Nous délivrons aussi les Chevaliers dudit Geoffroi, à la charge par eux de nous donner les mêmes garanties de leur fidèle service et nous n'exigerons d'eux tous que celles qu'ils pourront et devront raisonnablement fournir.

« Fait en présence du Roi, le 6 juin, XVe année de son règne. Cette année correspond à 1230.

 

Le recueil Royal letters of Henri III (Chronicles of Great Britain during the middle ages, London, 1862, T. p. 378) donne une lettre du 27 Juin 1230, adressée par G. de Wulward à l'Evêque de Chichester, chancelier, dans laquelle il l'informe de ce qu'a fait récemment le Roi, et parle de la libération de Geoffroy de Lusignan (6 Juin 1230) et de tous ceux qui avaient été faits prisonniers avec lui par le Comte de Bretagne (2) mais il ne cite pas Aimeri (Emericus de Lezyniaco) comme le fait Rymer.

Il écrit seulement : Tunc etiam commisit Galfridus de Leziniaco domini regi castra sua de Vevent et Mairevent in Pictavia, tenenda (quam) diu guerra duraverit….. etiam regem franciae, et sub alia quadam conditione, quam longum esset enarrare.

Et sic liberavit ipsum Galfridus dominus Rex a prisona, et milites suos, et alios cum eo captos per Comitem Britanniae, et omnes homagium domino regi fecerunt ....

 

On est donc amené à conclure de l'examen de ces divers textes que le prisonnier libéré par Henri III en 1230 ne saurait être autre que Geoffroy II la Grand'Dent, et que, de plus, s'il n'y a pas d'erreur dans le texte de Rymer, il aurait eu un frère nommé Aymar ou Aimeri dont les généalogistes n'ont pas parlé.

 

Hervé de Velluire se soumit également à Henri III et Savary de Mauléon, son seigneur suzerain, se porta garant de sa fidélité. Enfin Aimeri, frérede GeoffrotdeLusignan, imitant ses compagnons, fit garantir sa soumission par sonsuzerain, Aimeri de Thouars, seigneur de la Roche-sur-Yon et de Lucon, qui, lui aussi, s'était déclaré partisan de Henri III (a), Jean et Raoul de Beaumont, de la maison de Bressuire, et Hugues de Velluire, lui avaient aussi juré fidélité (4).

(3). Royal letters of Henry III, I, 377, 378.- Rymer, I, 197, 196.

(b). Rymer, I, 196.

 

Le 29 septembre il écrivit de Redon à Geoffroy de Lusignan qu'il allait chercher des secours en Angleterre, mais qu'en attendant il laisse sur le continent le Comte de Chester et le Comte Mareschal qui, avec le Duc de Bretagne, ont mission de continuer la guerre, et auxquels il a enjoint de lui donner le secours dont il aura besoin de même qu'il le supplie de vouloir bien apporter son propre concours à ses lieutenants (Royal Letters of Henri III,  T.1 378).

Quelque temps avant de quitter le continent, il écrivait à Geoffroy qu'il comptait sur sa fidélité, sans se faire sans doute beaucoup d'illusions à cet égard.
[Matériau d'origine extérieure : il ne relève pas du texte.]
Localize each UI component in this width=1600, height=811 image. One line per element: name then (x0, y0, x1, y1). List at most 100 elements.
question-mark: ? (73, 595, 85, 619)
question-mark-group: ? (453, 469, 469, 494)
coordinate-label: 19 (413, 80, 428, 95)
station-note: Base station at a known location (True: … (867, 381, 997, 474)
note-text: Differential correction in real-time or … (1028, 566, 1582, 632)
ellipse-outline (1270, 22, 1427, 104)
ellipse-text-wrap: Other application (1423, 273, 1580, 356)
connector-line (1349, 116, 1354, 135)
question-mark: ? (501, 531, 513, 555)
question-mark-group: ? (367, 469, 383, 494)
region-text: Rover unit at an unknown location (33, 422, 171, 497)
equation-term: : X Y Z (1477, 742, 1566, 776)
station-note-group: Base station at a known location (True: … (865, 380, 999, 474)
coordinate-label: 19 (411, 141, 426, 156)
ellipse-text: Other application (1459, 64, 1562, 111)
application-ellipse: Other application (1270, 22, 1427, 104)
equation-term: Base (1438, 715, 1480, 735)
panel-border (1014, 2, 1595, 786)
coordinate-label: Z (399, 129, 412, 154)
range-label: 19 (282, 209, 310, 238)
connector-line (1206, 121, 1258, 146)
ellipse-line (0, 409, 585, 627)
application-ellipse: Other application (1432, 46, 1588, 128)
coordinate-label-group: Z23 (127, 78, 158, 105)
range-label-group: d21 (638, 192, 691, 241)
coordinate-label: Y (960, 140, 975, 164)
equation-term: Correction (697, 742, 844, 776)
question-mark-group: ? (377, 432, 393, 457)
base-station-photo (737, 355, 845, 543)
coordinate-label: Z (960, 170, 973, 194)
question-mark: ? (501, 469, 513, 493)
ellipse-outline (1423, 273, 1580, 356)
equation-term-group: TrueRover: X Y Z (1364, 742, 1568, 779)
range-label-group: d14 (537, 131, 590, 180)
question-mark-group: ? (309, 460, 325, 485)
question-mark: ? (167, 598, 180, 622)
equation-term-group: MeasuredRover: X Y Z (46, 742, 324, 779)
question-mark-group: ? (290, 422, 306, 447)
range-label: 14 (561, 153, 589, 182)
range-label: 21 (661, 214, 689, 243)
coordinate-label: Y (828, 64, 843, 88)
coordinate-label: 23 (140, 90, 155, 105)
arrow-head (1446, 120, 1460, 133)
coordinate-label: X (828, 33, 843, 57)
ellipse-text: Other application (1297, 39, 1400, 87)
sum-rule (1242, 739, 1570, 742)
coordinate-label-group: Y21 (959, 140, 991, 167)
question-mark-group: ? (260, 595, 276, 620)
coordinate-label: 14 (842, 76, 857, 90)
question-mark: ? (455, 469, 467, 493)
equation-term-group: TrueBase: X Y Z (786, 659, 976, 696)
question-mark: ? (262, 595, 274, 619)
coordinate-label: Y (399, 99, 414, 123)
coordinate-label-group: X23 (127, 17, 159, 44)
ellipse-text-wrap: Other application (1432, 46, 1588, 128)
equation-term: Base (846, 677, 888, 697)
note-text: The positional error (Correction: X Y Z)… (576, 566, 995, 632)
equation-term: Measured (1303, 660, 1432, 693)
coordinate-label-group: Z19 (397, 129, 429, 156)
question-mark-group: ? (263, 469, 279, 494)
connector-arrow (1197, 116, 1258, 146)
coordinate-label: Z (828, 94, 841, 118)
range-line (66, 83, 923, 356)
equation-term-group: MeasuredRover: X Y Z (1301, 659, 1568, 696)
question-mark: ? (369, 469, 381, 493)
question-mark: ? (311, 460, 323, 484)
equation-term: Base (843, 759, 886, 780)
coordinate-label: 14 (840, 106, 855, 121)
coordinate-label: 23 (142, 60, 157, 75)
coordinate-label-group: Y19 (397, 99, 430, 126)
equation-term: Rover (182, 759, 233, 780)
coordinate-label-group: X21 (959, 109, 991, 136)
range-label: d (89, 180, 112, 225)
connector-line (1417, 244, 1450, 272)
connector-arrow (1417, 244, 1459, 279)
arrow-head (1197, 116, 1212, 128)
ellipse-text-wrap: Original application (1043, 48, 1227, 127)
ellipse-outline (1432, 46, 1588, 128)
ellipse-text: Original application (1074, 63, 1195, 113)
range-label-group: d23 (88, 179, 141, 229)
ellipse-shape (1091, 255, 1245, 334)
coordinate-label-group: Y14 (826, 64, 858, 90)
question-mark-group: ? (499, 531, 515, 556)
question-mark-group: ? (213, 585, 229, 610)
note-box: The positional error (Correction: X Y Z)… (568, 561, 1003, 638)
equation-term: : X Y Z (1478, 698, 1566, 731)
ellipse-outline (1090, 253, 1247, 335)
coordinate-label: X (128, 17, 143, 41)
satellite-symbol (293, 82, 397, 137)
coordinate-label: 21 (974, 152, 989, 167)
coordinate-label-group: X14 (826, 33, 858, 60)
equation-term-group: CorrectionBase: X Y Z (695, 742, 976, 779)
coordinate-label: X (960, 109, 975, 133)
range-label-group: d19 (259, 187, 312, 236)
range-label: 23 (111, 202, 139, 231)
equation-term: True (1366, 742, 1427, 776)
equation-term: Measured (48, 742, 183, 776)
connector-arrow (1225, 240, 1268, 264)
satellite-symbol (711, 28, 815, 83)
En effet, l'expédition ayant échoué lamentablement, Geoffroy de Lusignan s'empressa de faire sa soumission au roi de France, mais Louis IX le punit de la déloyauté de sa conduite, en lui enlevant la vicomté de Châtellerault qu'il garda pendant trois ans, ou même plus longtemps.

Il en confia l'administration à Guillaume de Fougères, et celui-ci étant déjà chargé du Poitou et de la Touraine remit la vicomté entre les mains d'un chevalier nommé Aimeri Landrein.

 

Ceci résulte du témoignage même de ce chevalier qui s'exprime ainsi dans une enquête faite au sujet du péage du pont de Longève :

« ... dixit quod vidit dominum Gaufridum de Lezinen, vicecomitem Castri-Eraudi, et ideo quod redidit Vovant et Merevant regi Anglie... rex Francie qui nunc est, cepit in manu sua tribus annis vel amplius vicecomitatum Castri-Eraudi,... et tunc misit rex dominum Guillelmum de Fogere, qui custodivit vicecomitatum et Pictaviam et Turoniam ex parte regis, et idem Aymericus Lendeins moratus fuit serviens apud Castrum-Eraudi, ad custodiendum vicecomitatum et pertinancias ex parte domini Guillelmi de Fogere, quamdiu rex tenuit in manu sua et post reddidit eidem Gaufrido. »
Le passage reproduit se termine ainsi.